Vol.91 ブルトマンの2つの論文とロビンソン著『神への誠実』


 『ブルトマン著作集14』神学論文集4(新教出版社)に収録されている論文の内、昨日、「神への信仰はもうおしまいか」と「神観念と現代人」を読んだ。
 どちらの論文も冒頭にジョン・A・T・ロビンソン司教の著書『神への誠実』が引き合いに出されている。ぜひとも読んでみたいと思い、調べてみたら、ロビンソン著『神への誠実』の翻訳本が小田垣雅也の訳で、日本キリスト教団出版局から出ている。だが、書店の店頭はおろか、愛知県下のいずれの図書館にも蔵書として無いことが分かって、はなはだ残念だ。書店の店頭に並んでいないのは、諸々の事情から致し方ない。けれども、どれだけ立派な図書館を建てたとしても、借りたい本が無ければ、何の意味があろうか。
 話を戻そう。
 2つの論文を読んで、宗教と人間に対する考え方が大変勉強になった。たとえば、「神の変様」について。

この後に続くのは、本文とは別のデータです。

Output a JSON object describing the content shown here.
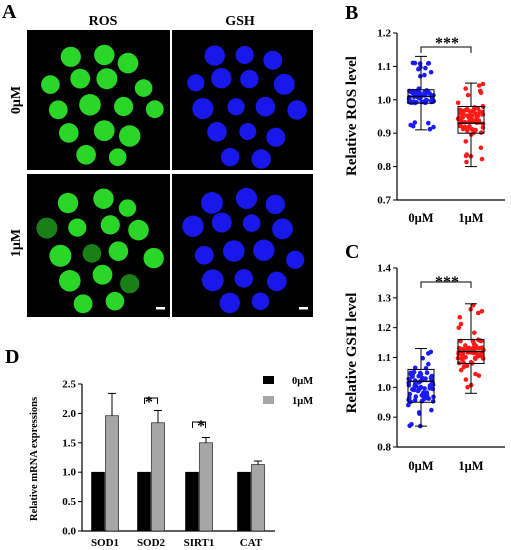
{
  "panels": {
    "A": {
      "label": "A",
      "col_headers": [
        "ROS",
        "GSH"
      ],
      "row_labels": [
        "0μM",
        "1μM"
      ],
      "stain_colors": {
        "ROS": "#2ee82a",
        "GSH": "#1a1aff"
      }
    },
    "B": {
      "label": "B"
    },
    "C": {
      "label": "C"
    },
    "D": {
      "label": "D"
    }
  },
  "chart_data": [
    {
      "id": "B",
      "type": "box",
      "ylabel": "Relative ROS level",
      "categories": [
        "0μM",
        "1μM"
      ],
      "ylim": [
        0.7,
        1.2
      ],
      "yticks": [
        0.7,
        0.8,
        0.9,
        1.0,
        1.1,
        1.2
      ],
      "series": [
        {
          "category": "0μM",
          "color": "#1a1aff",
          "min": 0.91,
          "q1": 0.99,
          "median": 1.01,
          "q3": 1.03,
          "max": 1.13
        },
        {
          "category": "1μM",
          "color": "#ff1a1a",
          "min": 0.8,
          "q1": 0.9,
          "median": 0.93,
          "q3": 0.98,
          "max": 1.05
        }
      ],
      "significance": "***"
    },
    {
      "id": "C",
      "type": "box",
      "ylabel": "Relative GSH level",
      "categories": [
        "0μM",
        "1μM"
      ],
      "ylim": [
        0.8,
        1.4
      ],
      "yticks": [
        0.8,
        0.9,
        1.0,
        1.1,
        1.2,
        1.3,
        1.4
      ],
      "series": [
        {
          "category": "0μM",
          "color": "#1a1aff",
          "min": 0.87,
          "q1": 0.95,
          "median": 1.02,
          "q3": 1.06,
          "max": 1.13
        },
        {
          "category": "1μM",
          "color": "#ff1a1a",
          "min": 0.98,
          "q1": 1.08,
          "median": 1.12,
          "q3": 1.16,
          "max": 1.28
        }
      ],
      "significance": "***"
    },
    {
      "id": "D",
      "type": "bar",
      "ylabel": "Relative mRNA expressions",
      "categories": [
        "SOD1",
        "SOD2",
        "SIRT1",
        "CAT"
      ],
      "ylim": [
        0,
        2.5
      ],
      "yticks": [
        "0.0",
        "0.5",
        "1.0",
        "1.5",
        "2.0",
        "2.5"
      ],
      "series": [
        {
          "name": "0μM",
          "color": "#000000",
          "values": [
            1.0,
            1.0,
            1.0,
            1.0
          ],
          "errors": [
            0.0,
            0.0,
            0.0,
            0.0
          ]
        },
        {
          "name": "1μM",
          "color": "#a6a6a6",
          "values": [
            1.96,
            1.84,
            1.5,
            1.13
          ],
          "errors": [
            0.38,
            0.21,
            0.09,
            0.06
          ]
        }
      ],
      "significance": [
        {
          "category": "SOD2",
          "mark": "*"
        },
        {
          "category": "SIRT1",
          "mark": "*"
        }
      ],
      "legend_position": "top-right"
    }
  ]
}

いずれにせよ、ブルトマンにはいつも感心させられ、教えられる。
 

 『神への信仰はもうおしまいか』について。
 文末に「此岸から彼岸への逃避はありえない。神に出会うのは此岸においてなのである。この逆説を理解することこそ、唯一の重要なことである」と記されており、僕は思わず深く頷いた。
 

 『神観念と現代人』について。
 「無神論は虚無主義である(中略)。自然科学の無神論は、それが世界を客体化的観察方法で処理してゆくという点においては、一つの方法的な操作である。この方法はどうしても神を無視するほかない。神とか超感覚的なものとかは、客体視の対象ではありえないからである」。
 「『宗教心はとどのつまり孤独のあらわれである』。世界は彼岸との結びつきから解放されたが、そこにいる人間に重くのしかかっている問題は、自己自身を見出し、自己自身の在りかたを確かなものにすることである。超越との関係を失ったために、人間の自己自身についての知の確かさも失われてしまった(後略)」。

 上の文章に関して、丁寧な注釈があり、それも引用しておく。

 「人間は万事に対処できるが、自分のことばかりはどうにもならぬ。人間は一切に対して身を守れるが、人間が相手だとだめである。ぎりぎりのところ人間が問題だからである。」